To achieve the third object of the present application, a technical solution of a third aspect of the present application provides a psychological state sensing system, including: the psychological state sensing method according to any one of the first aspect is realized when the processor executes the program or the instruction, so that the technical effects of any one of the first aspect are achieved, and the details are not repeated herein.
In order to achieve the fourth object of the present application, a fourth aspect of the present application provides a readable storage medium, on which a program or an instruction is stored, where the program or the instruction, when executed by a processor, implements the steps of the psychological state sensing method according to any one of the first aspect, so that the technical effects of any one of the first aspect are achieved, which is not described herein again.

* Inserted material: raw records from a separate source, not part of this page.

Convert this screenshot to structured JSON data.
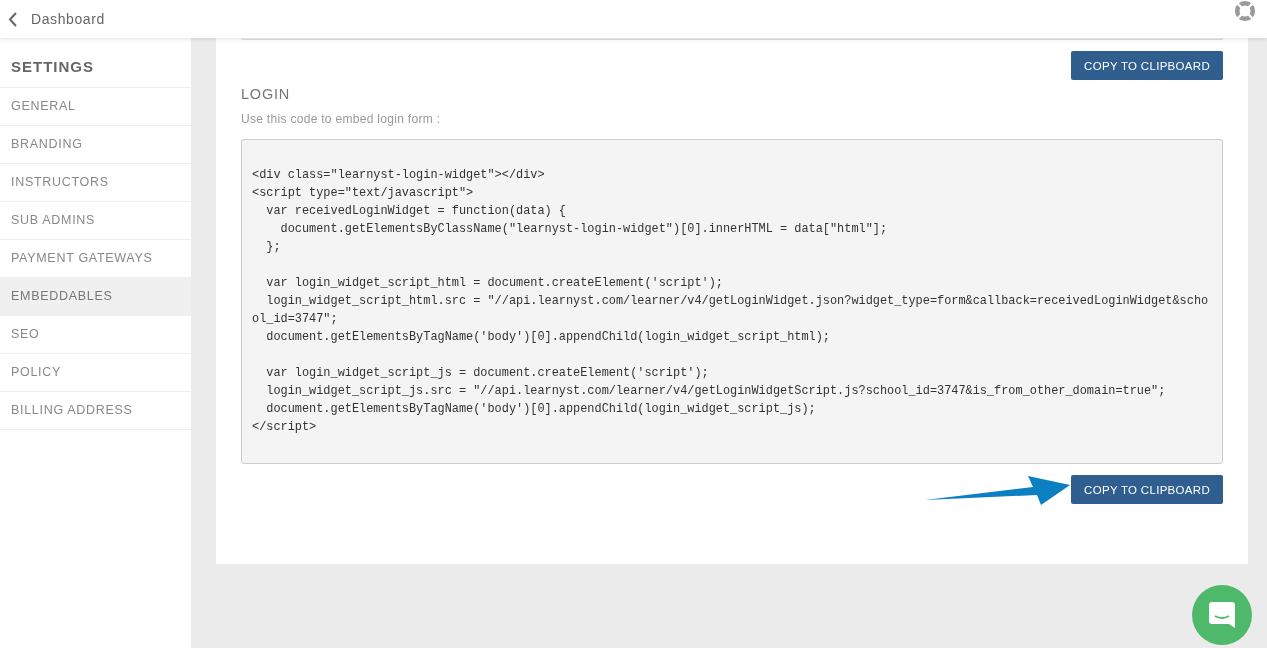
{
  "header": {
    "back_label": "Dashboard"
  },
  "sidebar": {
    "title": "SETTINGS",
    "items": [
      {
        "label": "GENERAL",
        "selected": false
      },
      {
        "label": "BRANDING",
        "selected": false
      },
      {
        "label": "INSTRUCTORS",
        "selected": false
      },
      {
        "label": "SUB ADMINS",
        "selected": false
      },
      {
        "label": "PAYMENT GATEWAYS",
        "selected": false
      },
      {
        "label": "EMBEDDABLES",
        "selected": true
      },
      {
        "label": "SEO",
        "selected": false
      },
      {
        "label": "POLICY",
        "selected": false
      },
      {
        "label": "BILLING ADDRESS",
        "selected": false
      }
    ]
  },
  "previous_section": {
    "button": "COPY TO CLIPBOARD"
  },
  "login_section": {
    "title": "LOGIN",
    "description": "Use this code to embed login form :",
    "code_blocks": [
      [
        "<div class=\"learnyst-login-widget\"></div>",
        "<script type=\"text/javascript\">",
        "  var receivedLoginWidget = function(data) {",
        "    document.getElementsByClassName(\"learnyst-login-widget\")[0].innerHTML = data[\"html\"];",
        "  };"
      ],
      [
        "  var login_widget_script_html = document.createElement('script');",
        "  login_widget_script_html.src = \"//api.learnyst.com/learner/v4/getLoginWidget.json?widget_type=form&callback=receivedLoginWidget&scho",
        "ol_id=3747\";",
        "  document.getElementsByTagName('body')[0].appendChild(login_widget_script_html);"
      ],
      [
        "  var login_widget_script_js = document.createElement('script');",
        "  login_widget_script_js.src = \"//api.learnyst.com/learner/v4/getLoginWidgetScript.js?school_id=3747&is_from_other_domain=true\";",
        "  document.getElementsByTagName('body')[0].appendChild(login_widget_script_js);",
        "</script>"
      ]
    ],
    "button": "COPY TO CLIPBOARD"
  }
}
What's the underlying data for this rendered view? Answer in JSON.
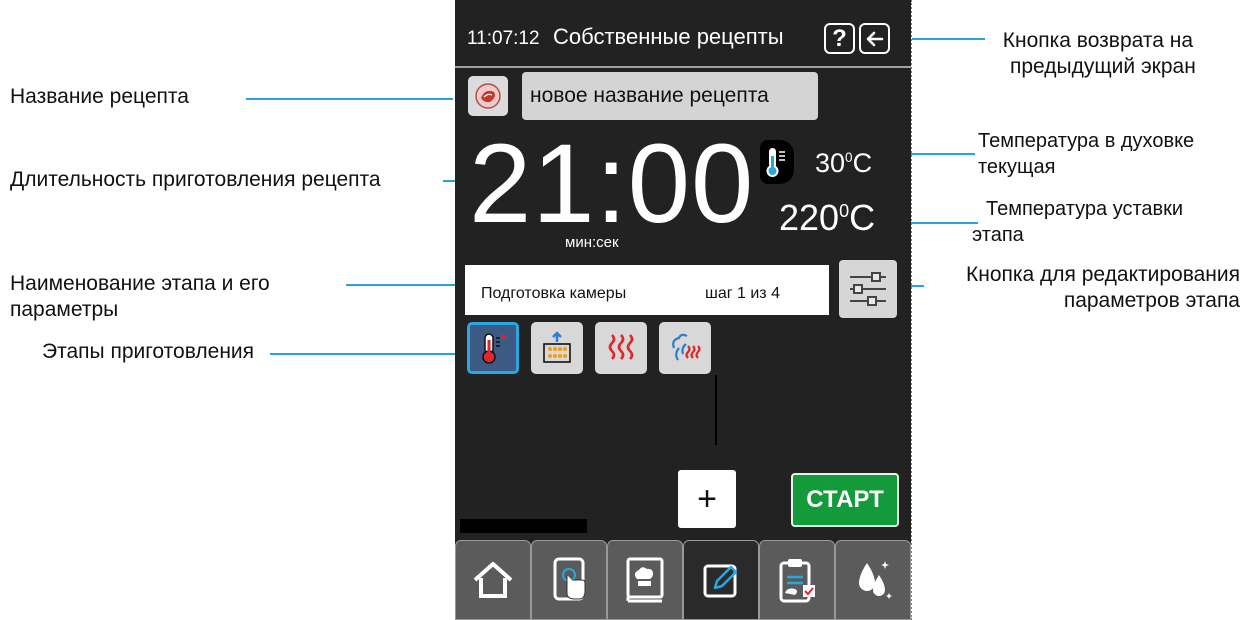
{
  "header": {
    "clock": "11:07:12",
    "title": "Собственные рецепты",
    "help_label": "?"
  },
  "recipe": {
    "name": "новое название рецепта"
  },
  "timer": {
    "value": "21:00",
    "unit": "мин:сек"
  },
  "temperatures": {
    "current_value": "30",
    "setpoint_value": "220",
    "deg_mark": "0",
    "unit": "C"
  },
  "step": {
    "name": "Подготовка камеры",
    "progress": "шаг 1 из 4"
  },
  "stages": [
    {
      "icon": "thermometer-preheat-icon",
      "active": true
    },
    {
      "icon": "tray-load-icon",
      "active": false
    },
    {
      "icon": "convection-heat-icon",
      "active": false
    },
    {
      "icon": "steam-heat-icon",
      "active": false
    }
  ],
  "buttons": {
    "add_label": "+",
    "start_label": "СТАРТ"
  },
  "tabs": [
    {
      "icon": "home-icon",
      "selected": false
    },
    {
      "icon": "touch-tablet-icon",
      "selected": false
    },
    {
      "icon": "recipe-book-icon",
      "selected": false
    },
    {
      "icon": "edit-pencil-icon",
      "selected": true
    },
    {
      "icon": "clipboard-check-icon",
      "selected": false
    },
    {
      "icon": "cleaning-drops-icon",
      "selected": false
    }
  ],
  "annotations": {
    "back_button_line1": "Кнопка возврата на",
    "back_button_line2": "предыдущий экран",
    "recipe_name": "Название рецепта",
    "duration": "Длительность приготовления рецепта",
    "oven_temp_line1": "Температура в духовке",
    "oven_temp_line2": "текущая",
    "setpoint_line1": "Температура уставки",
    "setpoint_line2": "этапа",
    "stage_name_line1": "Наименование этапа и его",
    "stage_name_line2": "параметры",
    "edit_params_line1": "Кнопка для редактирования",
    "edit_params_line2": "параметров этапа",
    "stages": "Этапы приготовления"
  },
  "colors": {
    "accent_blue": "#29a3d9",
    "start_green": "#139a3a",
    "heat_red": "#e0262a",
    "screen_bg": "#222222"
  }
}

Additional aspects and advantages of the present application will become apparent in the following description, or may be learned by practice of the present application.
Drawings
The foregoing and/or additional aspects and advantages of the present application will become apparent and readily appreciated from the following description of the embodiments, taken in conjunction with the accompanying drawings, wherein:
FIG. 1 is a flowchart illustrating a psychological state sensing method according to an embodiment of the present application;
FIG. 2 is a flowchart illustrating steps of a method for sensing mental states according to an embodiment of the present application;
FIG. 3 is a flowchart illustrating a psychological state sensing method according to an embodiment of the present application;
FIG. 4 is a flowchart illustrating steps of a method for sensing mental states according to an embodiment of the present application;
FIG. 5 is a flowchart illustrating steps of a method for psychological state sensing according to an embodiment of the present application;
FIG. 6 is a block diagram illustrating a psychological state sensing system according to one embodiment of the present application;
FIG. 7 is a block diagram illustrating a psychological state sensing system according to another embodiment of the present application;
FIG. 8 is a flowchart illustrating steps of a method for psychological state sensing according to an embodiment of the present application;
FIG. 9 is a flowchart illustrating steps of a method for psychological state sensing according to an embodiment of the present application;
FIG. 10 is a flowchart illustrating steps of a method for mental state perception according to one embodiment of the present application;
FIG. 11 is a flowchart illustrating steps of a method for psychological state sensing according to an embodiment of the present application;
FIG. 12 is a flowchart illustrating steps of a method for mental state perception according to one embodiment of the present application;
FIG. 13 is a flowchart illustrating steps of a method for psychological state sensing according to an embodiment of the present application;
FIG. 14 is a flowchart illustrating steps of a method for mental state perception according to one embodiment of the present application;
FIG. 15 is a flowchart illustrating steps of a method for psychological state sensing according to an embodiment of the present application;
fig. 16 is a flowchart illustrating a step of a psychological state sensing method according to an embodiment of the present application.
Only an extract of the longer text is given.